Your patent application will be published by the Patents Office in its own official journal. This will happen 18 months after the date that you first filed a provisional application. Your application is now open to public inspection. Anybody can go to any Patent Office in any capital city and either examine a copy of your specifications or even buy a copy. Your specifications will also be sent to certain libraries and to overseas patent offices.

However, publication does not mean that your patent has been accepted by the Patents Office. Your patent must still be examined by the Patents Office. You may request this at any time up to five years after filing your complete application. You must pay a fee to have the examination carried out. In any case, if you do not ask for examination of your application, the Patents Office will eventually direct you to ask for examination. At this stage, you will have to inform the Patents Office of the results of any searches that you have carried out at overseas Patents Offices. The examination of the Patents Office will include investigating the following: 1) Is the person entitled to the patent? 2) Is the description of the invention sufficiently clear and complete? 3) Is the invention claimed a manner of manufacture? 4) Are the claims made supported by the description? 5) Do the claims cover no more than one invention? 6) Do the claims define a new invention? 7) Do the claims define an invention which is not obvious? 8) Are the claims clear and free of any ambiguity? You will usually find that you will have to amend your specification to overcome objections raised by the examiner.

Once you have met the requirements of the examiner, the application is accepted by the Patents Office. This acceptance is advertised in the Patents Office official journal.
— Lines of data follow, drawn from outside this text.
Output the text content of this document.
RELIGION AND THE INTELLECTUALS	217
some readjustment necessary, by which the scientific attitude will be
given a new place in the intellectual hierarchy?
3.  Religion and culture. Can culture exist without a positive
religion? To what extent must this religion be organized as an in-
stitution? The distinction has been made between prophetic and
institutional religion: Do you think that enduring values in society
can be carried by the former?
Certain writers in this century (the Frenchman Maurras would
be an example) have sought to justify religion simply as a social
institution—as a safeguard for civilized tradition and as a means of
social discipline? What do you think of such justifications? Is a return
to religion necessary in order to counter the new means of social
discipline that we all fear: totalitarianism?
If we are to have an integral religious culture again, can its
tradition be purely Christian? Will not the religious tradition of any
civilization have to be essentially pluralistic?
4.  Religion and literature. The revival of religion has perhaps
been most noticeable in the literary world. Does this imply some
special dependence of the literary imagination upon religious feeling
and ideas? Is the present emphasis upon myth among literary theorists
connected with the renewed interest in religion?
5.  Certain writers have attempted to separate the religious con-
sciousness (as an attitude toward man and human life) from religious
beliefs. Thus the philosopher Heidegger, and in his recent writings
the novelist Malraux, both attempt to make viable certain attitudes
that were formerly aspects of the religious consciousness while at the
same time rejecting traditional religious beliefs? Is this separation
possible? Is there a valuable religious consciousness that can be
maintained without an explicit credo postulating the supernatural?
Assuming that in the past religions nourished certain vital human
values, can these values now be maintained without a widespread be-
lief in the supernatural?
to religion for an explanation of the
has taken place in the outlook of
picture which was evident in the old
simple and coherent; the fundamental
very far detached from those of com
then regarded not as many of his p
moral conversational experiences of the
Then, for a period of three months, any interested party can oppose the granting of a patent to you. He will do this by filing evidence with the Patents Office tending to show that you are not entitled to a patent. There is then a hearing before the Commissioner of Patents and the matter is decided by him.

If nobody opposes your application, or if somebody does and the matter is decided in your favour, you pay a sealing fee and the patent is granted. You are sent a certificate. However, for the remainder of the 20 years, you must pay renewal fees. Your patent will lapse if these are not paid.

There are some differences if you apply for a Petty patent instead of a Standard patent. The differences are as follows. In a Petty patent specification, you can have only one independent claim and up to two dependant claims. You do not have to formally apply for examination. Your Petty patent application is automatically examined within a few weeks of filing it. The search for prior publication is confined to documents published in Australia and not world-wide. When the Commissioner of Patents is satisfied with your application, a patent is granted. It is initially for one year but can be renewed for a further five years. When your Petty patent has been granted, details will be published in the official journal. If your Petty patent application is rejected, details will never be published.


If you are thinking of applying for a patent, you must not publicly disclose your invention before you have filed your application. If you do disclose information, for example, by word of mouth, the demonstration of a model, the sale of the product, an advertisement, an article in a journal, appearing on a TV show like "The Inventors", then this could prevent you from getting a valid patent. It could also be grounds for having the patent revoked if one has already been granted. You cannot sue for infringement of a patent until the patent has been granted and sealed. You can then sue for any infringement that occurred since the patent was laid open to public inspection. Consequently, if you had told somebody of your invention and he had used your invention prior to public inspection of your application, you might not be able to sue him for this period of use. However, you may safely disclose your invention in confidence to a professional advisor such as a patent attorney.

Once you have obtained a patent, you can exploit it by 1) engaging in manufacture yourself or 2) "leasing" the patent and obtaining royalties for its use or 3) selling the patent outright to someone else.